There are a few world-famous CS professors here that you might consider taking classes from. Bertrand Meyer wrote the Eiffel language and is well-recognized. Ueli Maurer is famous for his work in cryptography. They're both on sabbatical now so I don't know how good they are at teaching. I would just try out a bunch of classes and go with the best professors.
One thing you should expect is for classes to be more mathematical and theoretical than at UW. I recommend brushing up on linear algebra and statistics if you can. They're both assumed for most 400-level classes.
Generally, classes will have several hours of lecture a week, plus a section. Homework may be assigned, but it is usually not required. Your whole grade generally depends on the final, which occurs either in the first two weeks after the semester or about a month later, just before the start of the next semester. Some classes have a 15 minute oral final. You have to really know the subject to do well in one-on-one questioning with the professor. I expected to be able to travel a lot in the extremely long break between semesters, but I ended up studying for much of it.

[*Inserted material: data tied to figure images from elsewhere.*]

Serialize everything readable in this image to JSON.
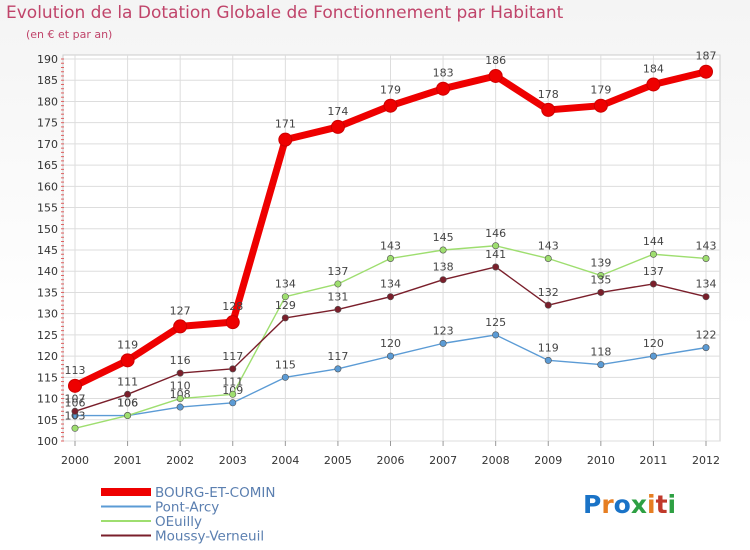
{
  "title": "Evolution de la Dotation Globale de Fonctionnement par Habitant",
  "subtitle": "(en € et par an)",
  "logo": {
    "text": "Proxiti",
    "colors": [
      "#1a73c7",
      "#e67e22",
      "#1a73c7",
      "#2ea043",
      "#e67e22",
      "#c0392b",
      "#2ea043"
    ]
  },
  "chart_data": {
    "type": "line",
    "title": "Evolution de la Dotation Globale de Fonctionnement par Habitant",
    "ylabel": "(en € et par an)",
    "xlabel": "",
    "x": [
      "2000",
      "2001",
      "2002",
      "2003",
      "2004",
      "2005",
      "2006",
      "2007",
      "2008",
      "2009",
      "2010",
      "2011",
      "2012"
    ],
    "ylim": [
      100,
      190
    ],
    "yticks": [
      100,
      105,
      110,
      115,
      120,
      125,
      130,
      135,
      140,
      145,
      150,
      155,
      160,
      165,
      170,
      175,
      180,
      185,
      190
    ],
    "grid": true,
    "legend_position": "bottom-left",
    "series": [
      {
        "name": "BOURG-ET-COMIN",
        "color": "#ee0000",
        "thick": true,
        "values": [
          113,
          119,
          127,
          128,
          171,
          174,
          179,
          183,
          186,
          178,
          179,
          184,
          187
        ]
      },
      {
        "name": "Pont-Arcy",
        "color": "#5b9bd5",
        "values": [
          106,
          106,
          108,
          109,
          115,
          117,
          120,
          123,
          125,
          119,
          118,
          120,
          122
        ]
      },
      {
        "name": "OEuilly",
        "color": "#9ede6f",
        "values": [
          103,
          106,
          110,
          111,
          134,
          137,
          143,
          145,
          146,
          143,
          139,
          144,
          143
        ]
      },
      {
        "name": "Moussy-Verneuil",
        "color": "#7a1f2b",
        "values": [
          107,
          111,
          116,
          117,
          129,
          131,
          134,
          138,
          141,
          132,
          135,
          137,
          134
        ]
      }
    ]
  }
}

3. Where do you live? (I won't ask if it's nice, because I've only been hearing about how absolutely wonderful it is.) On the housing application, it's asking me to select Dietikon or Woko... and I have no idea the difference in pros and cons of each of those.
WOKO is a company which owns many student housing. It's a cooperative, so the rent is much lower than market price. The ETH mobility office (for exchange students) decides tenants in one of several buildings (Bülachhof, Dietikon, and Culmanstrasse to name a few). Bülachhof is preferred by many people since it is in Zürich proper. Dietikon is slightly cheaper, but you have to take a short train in to school every day, which definitely outweighs the price benefit. Culmannstrasse is also a great option that is both a 3 minute walk from campus and in the heart of the city.

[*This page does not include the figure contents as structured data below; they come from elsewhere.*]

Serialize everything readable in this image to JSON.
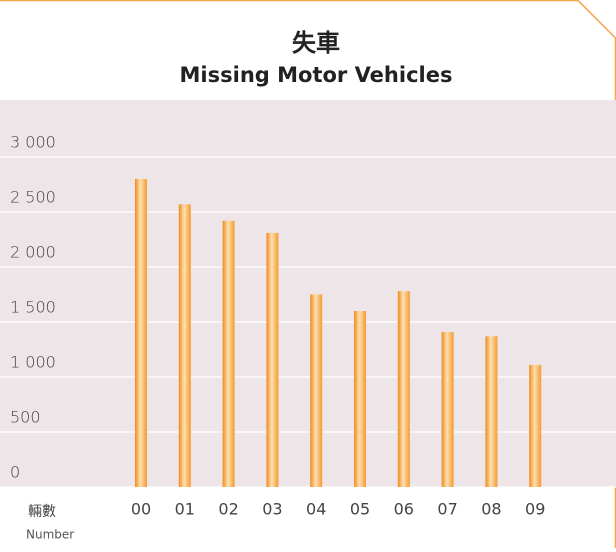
{
  "chart_data": {
    "type": "bar",
    "title": "失車",
    "subtitle": "Missing Motor Vehicles",
    "y_label_zh": "輛數",
    "y_label_en": "Number",
    "categories": [
      "00",
      "01",
      "02",
      "03",
      "04",
      "05",
      "06",
      "07",
      "08",
      "09"
    ],
    "values": [
      2800,
      2570,
      2420,
      2310,
      1750,
      1600,
      1780,
      1410,
      1370,
      1110
    ],
    "color": "#f7a23c",
    "ylim": [
      0,
      3000
    ],
    "yticks": [
      0,
      500,
      {
        "value": 1000,
        "label": "1 000"
      },
      {
        "value": 1500,
        "label": "1 500"
      },
      {
        "value": 2000,
        "label": "2 000"
      },
      {
        "value": 2500,
        "label": "2 500"
      },
      {
        "value": 3000,
        "label": "3 000"
      }
    ],
    "grid": true
  }
}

The three buildings come furnished with enough to get by - desk, shelves, closet, bed, and linens. The kitchens have pots and utensils, but are a little inconsistently provisioned due to years of breaking things, loans next door, etc. You might want to buy a lamp or bedside table once you get here, but IKEA is not too far away. There is also the Brockenhaus, a second hand store that's very cheap. I bought some skis and boots there for less than the price of rental.

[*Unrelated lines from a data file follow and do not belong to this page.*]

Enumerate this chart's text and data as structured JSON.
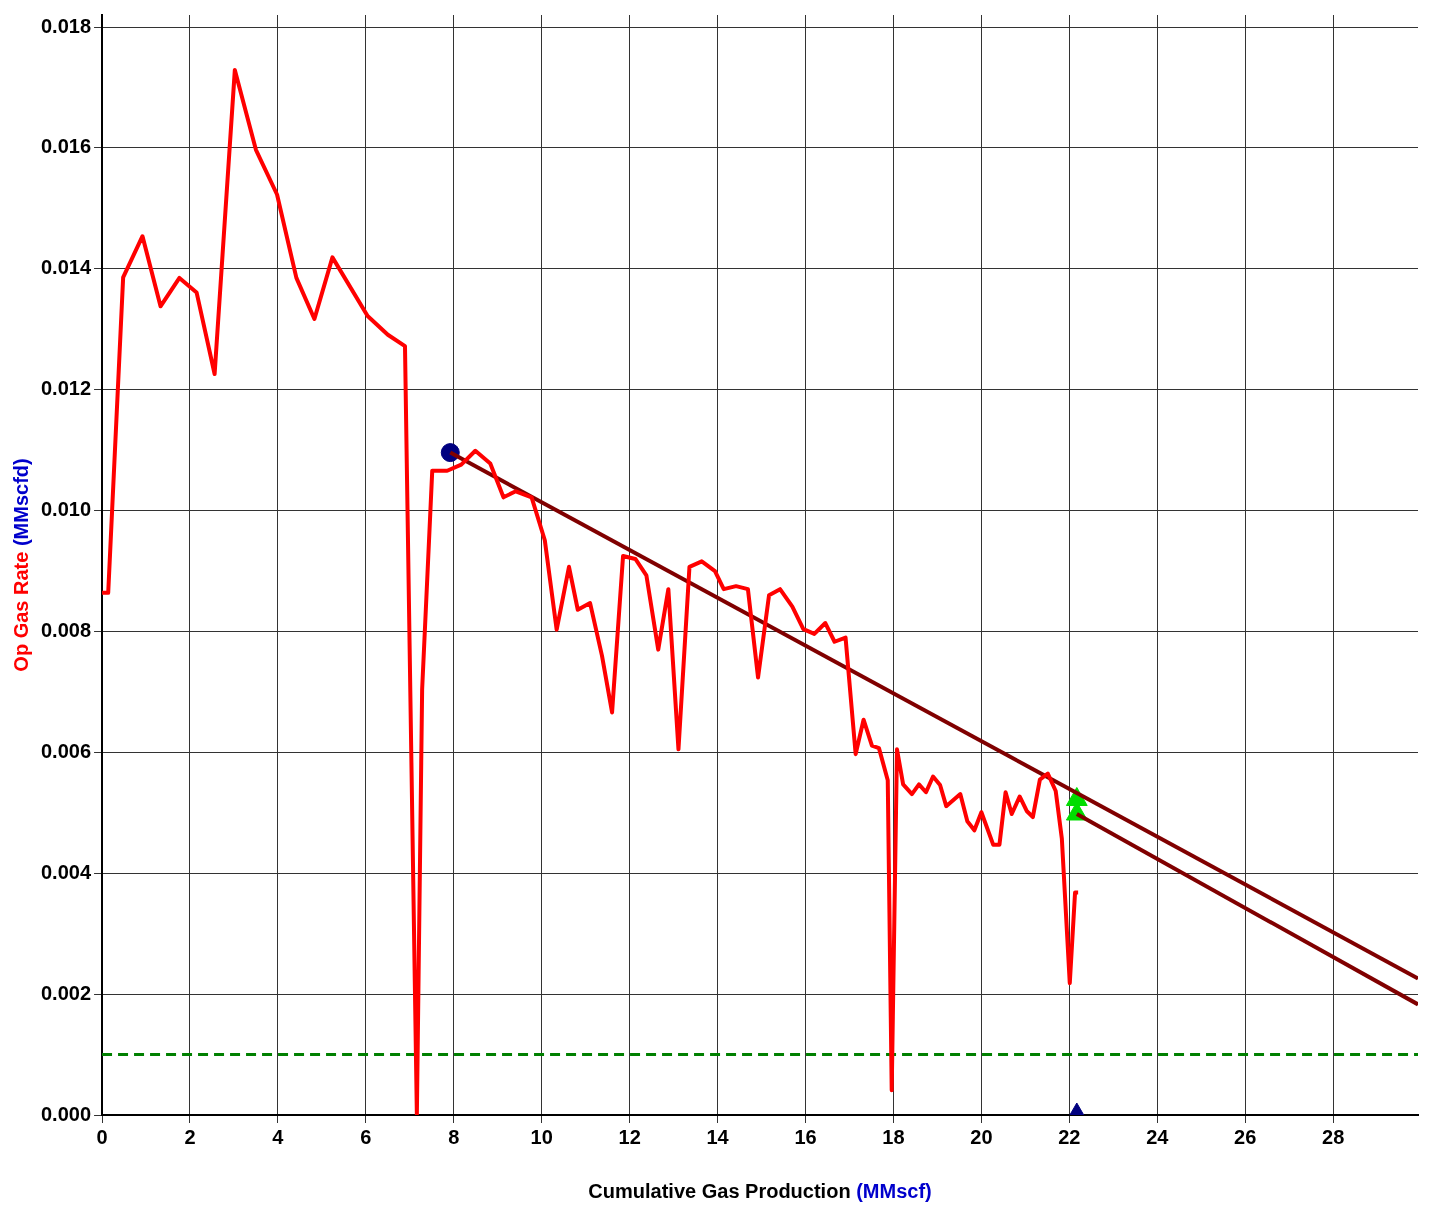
{
  "chart_data": {
    "type": "line",
    "xlabel": "Cumulative Gas Production (MMscf)",
    "ylabel": "Op Gas Rate (MMscfd)",
    "xlim": [
      0,
      29.93
    ],
    "ylim": [
      0,
      0.0182
    ],
    "xticks": [
      0,
      2,
      4,
      6,
      8,
      10,
      12,
      14,
      16,
      18,
      20,
      22,
      24,
      26,
      28
    ],
    "yticks": [
      {
        "value": 0,
        "label": "0.000"
      },
      {
        "value": 0.002,
        "label": "0.002"
      },
      {
        "value": 0.004,
        "label": "0.004"
      },
      {
        "value": 0.006,
        "label": "0.006"
      },
      {
        "value": 0.008,
        "label": "0.008"
      },
      {
        "value": 0.01,
        "label": "0.010"
      },
      {
        "value": 0.012,
        "label": "0.012"
      },
      {
        "value": 0.014,
        "label": "0.014"
      },
      {
        "value": 0.016,
        "label": "0.016"
      },
      {
        "value": 0.018,
        "label": "0.018"
      }
    ],
    "grid": true,
    "legend": false,
    "ref_lines": [
      {
        "axis": "y",
        "value": 0.001,
        "color": "#008000",
        "line_style": "dashed"
      }
    ],
    "series": [
      {
        "color": "#ff0000",
        "marker": "none",
        "line_style": "solid",
        "x": [
          0,
          0.14,
          0.48,
          0.92,
          1.33,
          1.76,
          2.15,
          2.56,
          3.02,
          3.5,
          3.98,
          4.42,
          4.83,
          5.24,
          6.04,
          6.5,
          6.89,
          7.16,
          7.28,
          7.51,
          7.85,
          8.17,
          8.49,
          8.83,
          9.13,
          9.41,
          9.77,
          10.07,
          10.34,
          10.62,
          10.82,
          11.1,
          11.37,
          11.6,
          11.85,
          12.13,
          12.38,
          12.65,
          12.88,
          13.11,
          13.36,
          13.64,
          13.94,
          14.14,
          14.42,
          14.69,
          14.92,
          15.17,
          15.42,
          15.7,
          15.95,
          16.2,
          16.45,
          16.66,
          16.91,
          17.14,
          17.32,
          17.51,
          17.67,
          17.87,
          17.96,
          18.08,
          18.22,
          18.42,
          18.58,
          18.74,
          18.9,
          19.06,
          19.2,
          19.52,
          19.68,
          19.84,
          20.0,
          20.27,
          20.41,
          20.55,
          20.69,
          20.87,
          21.03,
          21.17,
          21.33,
          21.51,
          21.69,
          21.83,
          22.01,
          22.13,
          22.2
        ],
        "values": [
          0.00864,
          0.00864,
          0.01386,
          0.01454,
          0.01338,
          0.01385,
          0.01361,
          0.01226,
          0.01729,
          0.01597,
          0.01523,
          0.01385,
          0.01317,
          0.01419,
          0.01322,
          0.01291,
          0.01272,
          0.0,
          0.00704,
          0.01066,
          0.01066,
          0.01076,
          0.01099,
          0.01078,
          0.01022,
          0.01032,
          0.01022,
          0.00951,
          0.00803,
          0.00907,
          0.00836,
          0.00847,
          0.0076,
          0.00666,
          0.00925,
          0.0092,
          0.00893,
          0.0077,
          0.0087,
          0.00605,
          0.00907,
          0.00916,
          0.009,
          0.0087,
          0.00875,
          0.0087,
          0.00724,
          0.0086,
          0.0087,
          0.00841,
          0.00804,
          0.00796,
          0.00814,
          0.00783,
          0.0079,
          0.00597,
          0.00654,
          0.00611,
          0.00607,
          0.00554,
          0.00041,
          0.00605,
          0.00547,
          0.00531,
          0.00547,
          0.00534,
          0.0056,
          0.00546,
          0.00511,
          0.00531,
          0.00486,
          0.00471,
          0.00501,
          0.00447,
          0.00447,
          0.00534,
          0.00498,
          0.00527,
          0.00503,
          0.00493,
          0.00555,
          0.00565,
          0.00536,
          0.00457,
          0.00218,
          0.00368,
          0.00368
        ]
      },
      {
        "color": "#800000",
        "marker": "none",
        "line_style": "solid",
        "x": [
          7.92,
          29.93
        ],
        "values": [
          0.01096,
          0.00226
        ]
      },
      {
        "color": "#800000",
        "marker": "none",
        "line_style": "solid",
        "x": [
          22.17,
          29.93
        ],
        "values": [
          0.00498,
          0.00183
        ]
      },
      {
        "type": "scatter",
        "color": "#000080",
        "marker": "circle",
        "x": [
          7.92
        ],
        "values": [
          0.01096
        ]
      },
      {
        "type": "scatter",
        "color": "#00dd00",
        "marker": "triangle",
        "x": [
          22.17,
          22.17
        ],
        "values": [
          0.00522,
          0.00498
        ]
      },
      {
        "type": "scatter",
        "color": "#000080",
        "marker": "triangle",
        "x": [
          22.17
        ],
        "values": [
          0
        ]
      }
    ]
  }
}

One thing to consider if you selected ETH in part to learn German, is that in Bülachhof, Culmannstrasse, and Dietikon many people are more comfortable with English than German. Some people even get by here without learning any German at all. That can be nice sometimes, but it's not exactly the best environment to become really fluent. Another barrier is that Swiss German is very hard to understand, even if your High German is good. Just ask Swiss people to speak High German rather than English if you want to practice.
4. And of course, what do you wish you knew before you left for Switzerland? And other general recommendations... such as places that are particularly good to visit at a certain time of the year?
Think seriously about taking the intensive German course in September. It will really help you, not only linguistically but in showing you how to get around Zürich and giving you a quick base of friends.
Travel within Switzerland is very cheap. You should get two Swiss train cards: Halbtax (half price fair) and Gleis 7 (free travel after 7pm). Travel around Europe is also quite affordable. There are several budget airlines (ryanair, easyjet), but try to plan several months in advance for the cheapest tickets.
Try to get the multiple entrance visa so you can travel in and out of Switzerland before you get your residence permit. I recommend going up to München for Oktoberfest in late September. Another seasonal even is the Weihnachtsmarkt (Christmas market) in Stuttgart and surrounding towns (Esslingen was fun) in December. Finally, you definitely have to go skiing in the Alps as much as possible. You should bring ski clothes with you, since clothing is more expensive here.